La confiance dans la vie politique, c’était l’un de nos premiers textes ici à l’Assemblée. Il pourrait être paradoxal de constater que la crise demeure. Il peut tout autant être constaté que les attentes sont toujours aussi fortes parce que d’aucuns ont choisi – pour des raisons politiques – d’empêcher d’aller plus loin, notamment sur la réforme institutionnelle.

Sur cette question, je ne peux que réitérer les promesses faites :

Réduction du nombre de parlementaire pour renforcer leurs moyens et leur place dans le système institutionnel

Introduction de la proportionnelle pour mieux prendre en compte la diversité électorale du pays

Non cumul des mandats pour faire respirer durablement la démocratie.
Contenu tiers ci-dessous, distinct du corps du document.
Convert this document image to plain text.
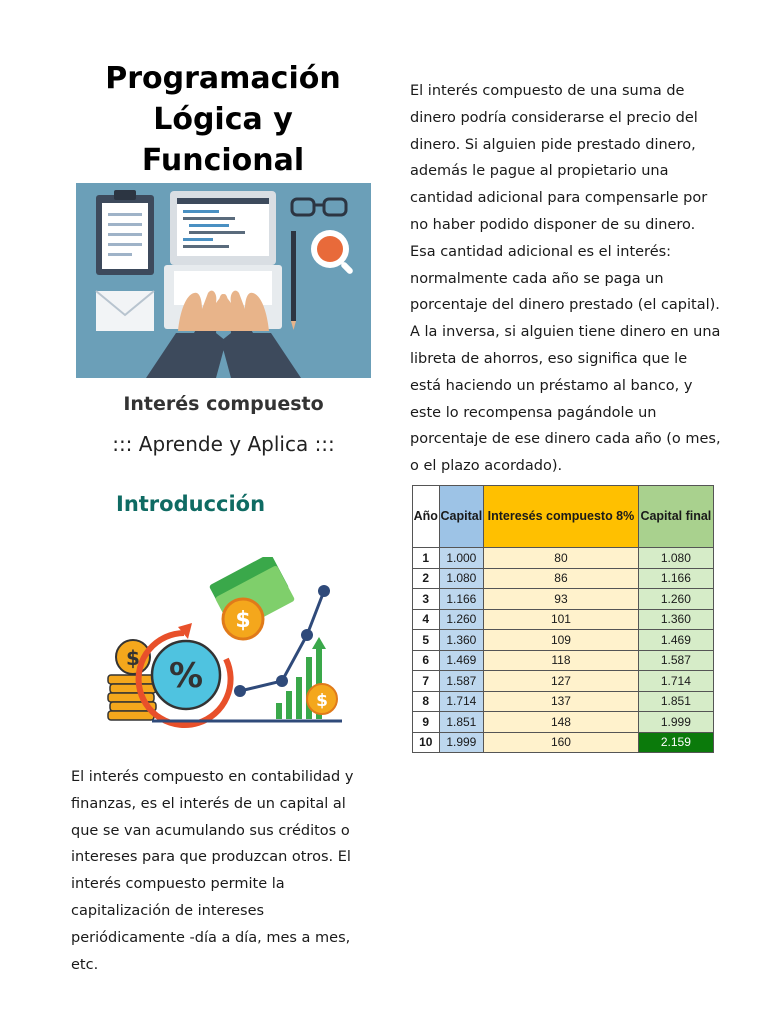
Programación Lógica y Funcional
Interés compuesto
::: Aprende y Aplica :::
Introducción
$
$ %
$
El interés compuesto en contabilidad y finanzas, es el interés de un capital al que se van acumulando sus créditos o intereses para que produzcan otros. El interés compuesto permite la capitalización de intereses periódicamente -día a día, mes a mes, etc.
El interés compuesto de una suma de dinero podría considerarse el precio del dinero. Si alguien pide prestado dinero, además le pague al propietario una cantidad adicional para compensarle por no haber podido disponer de su dinero. Esa cantidad adicional es el interés: normalmente cada año se paga un porcentaje del dinero prestado (el capital). A la inversa, si alguien tiene dinero en una libreta de ahorros, eso significa que le está haciendo un préstamo al banco, y este lo recompensa pagándole un porcentaje de ese dinero cada año (o mes, o el plazo acordado).
Año	Capital	Interesés compuesto 8%	Capital final
1	1.000	80	1.080
2	1.080	86	1.166
3	1.166	93	1.260
4	1.260	101	1.360
5	1.360	109	1.469
6	1.469	118	1.587
7	1.587	127	1.714
8	1.714	137	1.851
9	1.851	148	1.999
10	1.999	160	2.159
La question des modalités d’adoption peut être posée. Et je le dis ici comme je l’ai dit ailleurs, je n’ai pas peur de l’avis du peuple.

Et cette crise de confiance nous renvoie à l’envie de participer.
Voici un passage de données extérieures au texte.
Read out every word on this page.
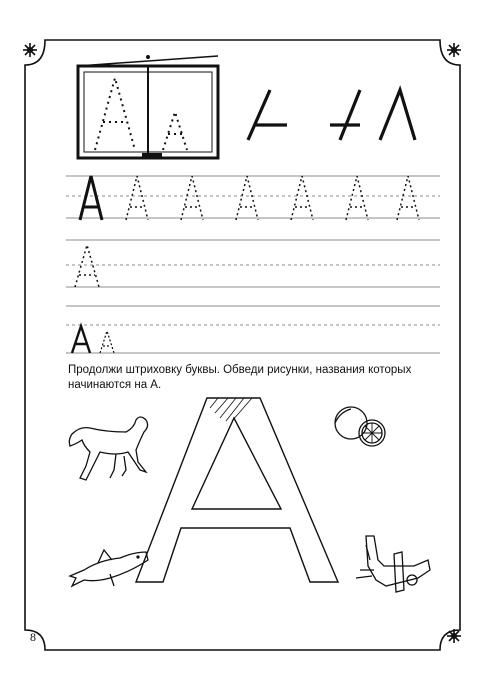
Продолжи штриховку буквы. Обведи рисунки, названия которых
начинаются на А.
8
A cet égard, il apparaît clairement qu’on ne peut pas tout attendre des représentants de la Nation. D’abord parce que nous sommes nombreux sur tous les bancs à nous démener pour faire participer ceux qui nous ont fait confiance et les autres.

Mais aussi parce que les élus locaux doivent ainsi prendre leur part dans la rénovation de la démocratie délibérative que nous soutenons tous.

L’organisation de référendums locaux pour choisir entre des projets alternatifs ne pourrait-elle pas être un outil utile ? La généralisation des budgets participatifs ne devrait-elle pas être étudiée ?

Pour inciter la participation, ne devrait-on pas encore permettre à nos concitoyens d’exprimer leur défiance en travaillant à une véritable reconnaissance du vote blanc ?

Reconnaissance. Voilà le thème de la troisième préoccupation que nous avons identifié.

D’abord, la reconnaissance de ceux qui sont fondamentalement engagés pour le service public. Professeurs, Educateurs, Pompiers, Gendarmes, Policiers.

A cet égard, comment ne pas admettre que beaucoup a été fait pour la restauration de la valeur des métiers.

En investissant massivement dans l’école primaire. En recréant les multiples postes (10.000) que la majorité de 2007 avait supprimé dans la police et dans la gendarmerie, organisant la désertion des quartiers de la ville et des zones rurales. Privant nos concitoyens de l’utile et nécessaire paix publique.

Reconnaissance encore pour les citoyens engagés. Dans les associations qui doivent pouvoir être mieux aidées, mieux accompagnées, mieux financées. Parce que le rôle de la puissance publique n’est pas de faire en lieu et place mais d’accompagner ceux qui font.

Reconnaissance pour ceux qui s’organisent et qui, par la voie du CESE pourrait peut-être se voir ouvrir l’initiative législative.

Enfin, comment ne pas parler des instrumentalisations menées autour de l’identité. Souvent par ceux qui – tellement peu sûrs de la leur, tellement préoccupés par celles des autres – estiment qu’il faut tout interdire ou plus exactement ne plus rien permettre.

Nos concitoyens qui se sont rendus dans le Grand Débat sont tous différents. Parfois même ils n’avaient pas la nationalité française. Et pourtant, ils sont aussi la France.

Sur ce dernier sujet, le message qu’ils ont probablement voulu nous passer, c’est que nous sommes là pour les unir et non pour les diviser. Que nous ne sommes pas là pour les renvoyer à leurs différences mais pour leur dire que la République les accepte s’ils acceptent les lois de la République.

Pour cela, nul besoin de loi, de règlement, de circulaire. Mais notre responsabilité collective est la bienvenue.